Articles et comptes rendus sur Nietzsche


WYZEWA Téodor de, "La jeunesse de Frédéric Nietzsche", in Revue des Deux Mondes, tome 133, 1er février 1896, p. 688-699. [2]

Commence par remarquer : "En France, un jeune enthousiaste, M. Henri Albert, s'est constitué l'interprète, l'apôtre fidèle du nietzschéisme" (p. 689).
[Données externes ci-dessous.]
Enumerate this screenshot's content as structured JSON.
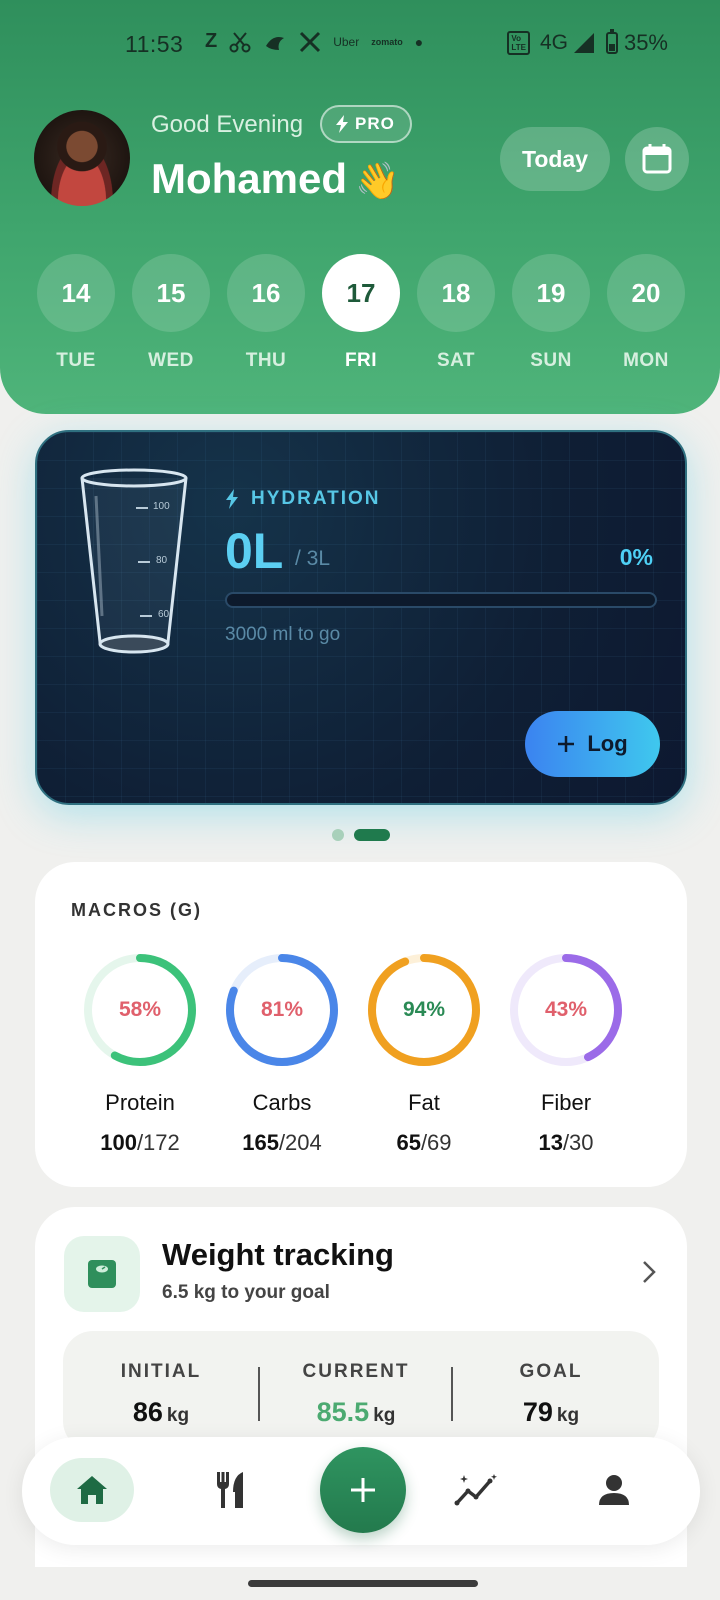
{
  "status_bar": {
    "time": "11:53",
    "apps": [
      "Z",
      "Uber",
      "zomato"
    ],
    "network": "4G",
    "battery": "35%"
  },
  "header": {
    "greeting": "Good Evening",
    "badge": "PRO",
    "user_name": "Mohamed",
    "emoji": "👋",
    "today_label": "Today",
    "accent_color": "#3fa56d"
  },
  "days": [
    {
      "num": "14",
      "name": "TUE"
    },
    {
      "num": "15",
      "name": "WED"
    },
    {
      "num": "16",
      "name": "THU"
    },
    {
      "num": "17",
      "name": "FRI"
    },
    {
      "num": "18",
      "name": "SAT"
    },
    {
      "num": "19",
      "name": "SUN"
    },
    {
      "num": "20",
      "name": "MON"
    }
  ],
  "selected_day": "17",
  "hydration": {
    "label": "HYDRATION",
    "value": "0L",
    "goal": "/ 3L",
    "percent": "0%",
    "progress": 0,
    "remaining": "3000 ml to go",
    "log_label": "Log",
    "glass_marks": [
      "100",
      "80",
      "60"
    ]
  },
  "carousel": {
    "pages": 2,
    "active": 2
  },
  "macros": {
    "title": "MACROS (G)",
    "items": [
      {
        "name": "Protein",
        "percent": "58%",
        "progress": 0.58,
        "current": "100",
        "target": "/172",
        "color": "#3cc27a",
        "track": "#e5f6ec",
        "pct_color": "#e0606c"
      },
      {
        "name": "Carbs",
        "percent": "81%",
        "progress": 0.81,
        "current": "165",
        "target": "/204",
        "color": "#4a86e8",
        "track": "#e6eefb",
        "pct_color": "#e0606c"
      },
      {
        "name": "Fat",
        "percent": "94%",
        "progress": 0.94,
        "current": "65",
        "target": "/69",
        "color": "#f0a020",
        "track": "#fdf0d8",
        "pct_color": "#2a8a55"
      },
      {
        "name": "Fiber",
        "percent": "43%",
        "progress": 0.43,
        "current": "13",
        "target": "/30",
        "color": "#9b6be8",
        "track": "#efe9fb",
        "pct_color": "#e0606c"
      }
    ]
  },
  "weight": {
    "title": "Weight tracking",
    "subtitle": "6.5 kg to your goal",
    "initial": {
      "label": "INITIAL",
      "value": "86",
      "unit": "kg"
    },
    "current": {
      "label": "CURRENT",
      "value": "85.5",
      "unit": "kg"
    },
    "goal": {
      "label": "GOAL",
      "value": "79",
      "unit": "kg"
    }
  },
  "nav": {
    "items": [
      "home-icon",
      "utensils-icon",
      "add-icon",
      "trends-icon",
      "profile-icon"
    ],
    "active": "home-icon"
  }
}
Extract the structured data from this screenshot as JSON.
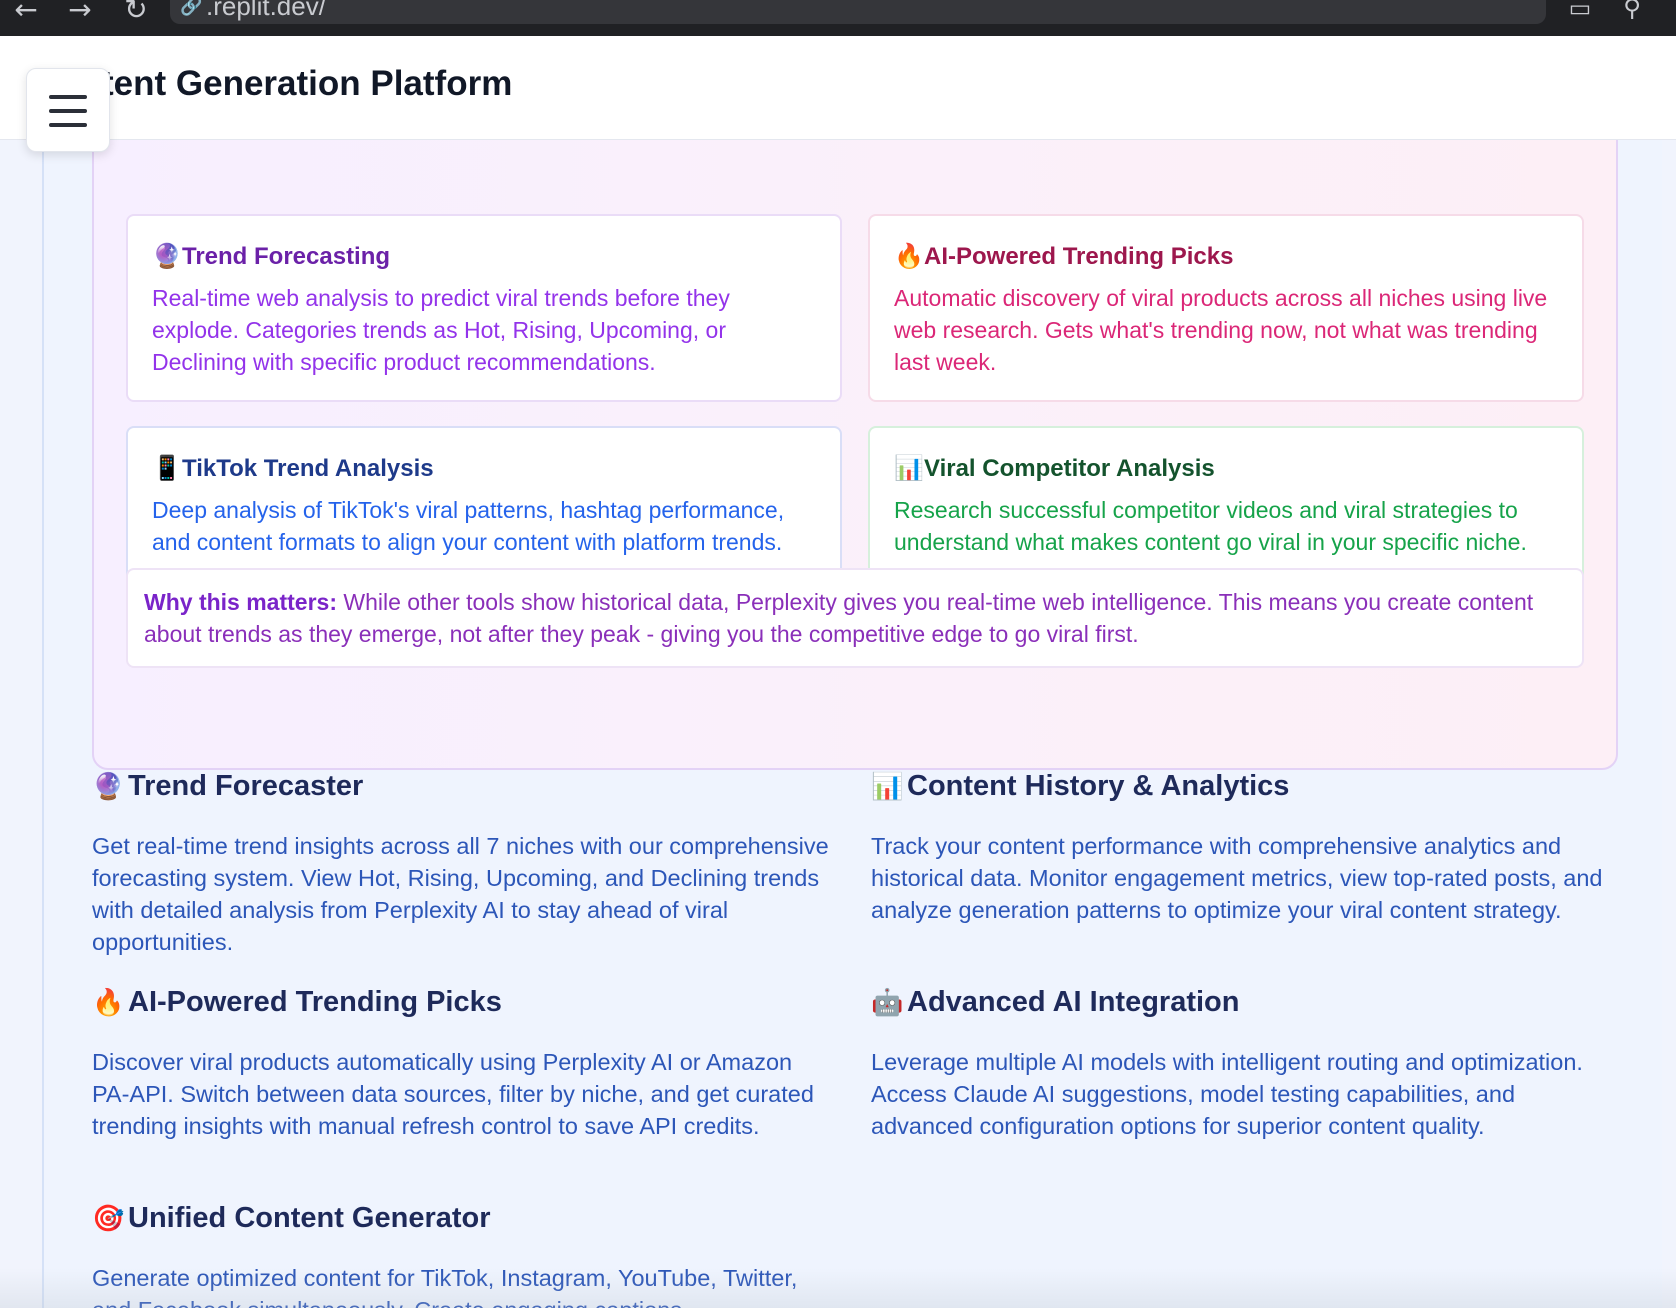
{
  "browser": {
    "url": ".replit.dev/",
    "back_icon": "arrow-left-icon",
    "forward_icon": "arrow-right-icon",
    "reload_icon": "reload-icon"
  },
  "header": {
    "title": "tent Generation Platform",
    "menu_icon": "hamburger-icon"
  },
  "perplexity_box": {
    "cards": [
      {
        "emoji": "🔮",
        "title": "Trend Forecasting",
        "description": "Real-time web analysis to predict viral trends before they explode. Categories trends as Hot, Rising, Upcoming, or Declining with specific product recommendations.",
        "title_color": "#6b21a8",
        "text_color": "#9333ea"
      },
      {
        "emoji": "🔥",
        "title": "AI-Powered Trending Picks",
        "description": "Automatic discovery of viral products across all niches using live web research. Gets what's trending now, not what was trending last week.",
        "title_color": "#9d174d",
        "text_color": "#db2777"
      },
      {
        "emoji": "📱",
        "title": "TikTok Trend Analysis",
        "description": "Deep analysis of TikTok's viral patterns, hashtag performance, and content formats to align your content with platform trends.",
        "title_color": "#1e3a8a",
        "text_color": "#2563eb"
      },
      {
        "emoji": "📊",
        "title": "Viral Competitor Analysis",
        "description": "Research successful competitor videos and viral strategies to understand what makes content go viral in your specific niche.",
        "title_color": "#14532d",
        "text_color": "#16a34a"
      }
    ],
    "why_label": "Why this matters:",
    "why_text": " While other tools show historical data, Perplexity gives you real-time web intelligence. This means you create content about trends as they emerge, not after they peak - giving you the competitive edge to go viral first."
  },
  "sections": [
    {
      "emoji": "🔮",
      "title": "Trend Forecaster",
      "description": "Get real-time trend insights across all 7 niches with our comprehensive forecasting system. View Hot, Rising, Upcoming, and Declining trends with detailed analysis from Perplexity AI to stay ahead of viral opportunities."
    },
    {
      "emoji": "📊",
      "title": "Content History & Analytics",
      "description": "Track your content performance with comprehensive analytics and historical data. Monitor engagement metrics, view top-rated posts, and analyze generation patterns to optimize your viral content strategy."
    },
    {
      "emoji": "🔥",
      "title": "AI-Powered Trending Picks",
      "description": "Discover viral products automatically using Perplexity AI or Amazon PA-API. Switch between data sources, filter by niche, and get curated trending insights with manual refresh control to save API credits."
    },
    {
      "emoji": "🤖",
      "title": "Advanced AI Integration",
      "description": "Leverage multiple AI models with intelligent routing and optimization. Access Claude AI suggestions, model testing capabilities, and advanced configuration options for superior content quality."
    },
    {
      "emoji": "🎯",
      "title": "Unified Content Generator",
      "description": "Generate optimized content for TikTok, Instagram, YouTube, Twitter, and Facebook simultaneously. Create engaging captions"
    }
  ]
}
Au sujet du portrait de Nietzsche par Kurt Stoeving publié par la revue berlinoise Pan, semble regretter sincèrement "cette image sinistre, -que M. Stoeving aurait mieux fait, peut-être, de ne point peindre, et la revue allemande de ne point publier" (p. 689). Cependant, lui consacre deux longues pages : "L'auteur, M. Kurt Stoeving, y a simplement représenté tel qu'il le voyait devant lui, assis sur un banc, au fond d'un jardin, un homme d'une quarantaine d'années, tête nue, les mains croisées sur les genoux. Mais il n'y a pas jusqu'au geste des doigts, trop longs et trop effilés, il n'y a pas jusqu'à la pose du corps, à la fois inquiète et abandonnée, qui n'achèvent de donner à l'ensemble de ce portrait un caractère inoubliable, obsédant et douloureux comme le souvenir d'un cauchemar. Le visage est pâle, déformé, usé, -dirait-on, - par de longues années de lutte intérieure. Les sourcils froncés, les narines relevées, les lèvres, serrées sous l'épaisse moustache tombante, expriment une méfiance mêlée d'angoisse ; tandis que, sous un front d'un hauteur et d'une largeur démesurées, les yeux regardent fixement dans le vide, deux yeux de bête, immobiles et sans pensée, des yeux qui ne voient pas et ne comprennent pas, mais où se lit plus clairement encore cette même expression d'épouvante désespérée" (p. 688-689).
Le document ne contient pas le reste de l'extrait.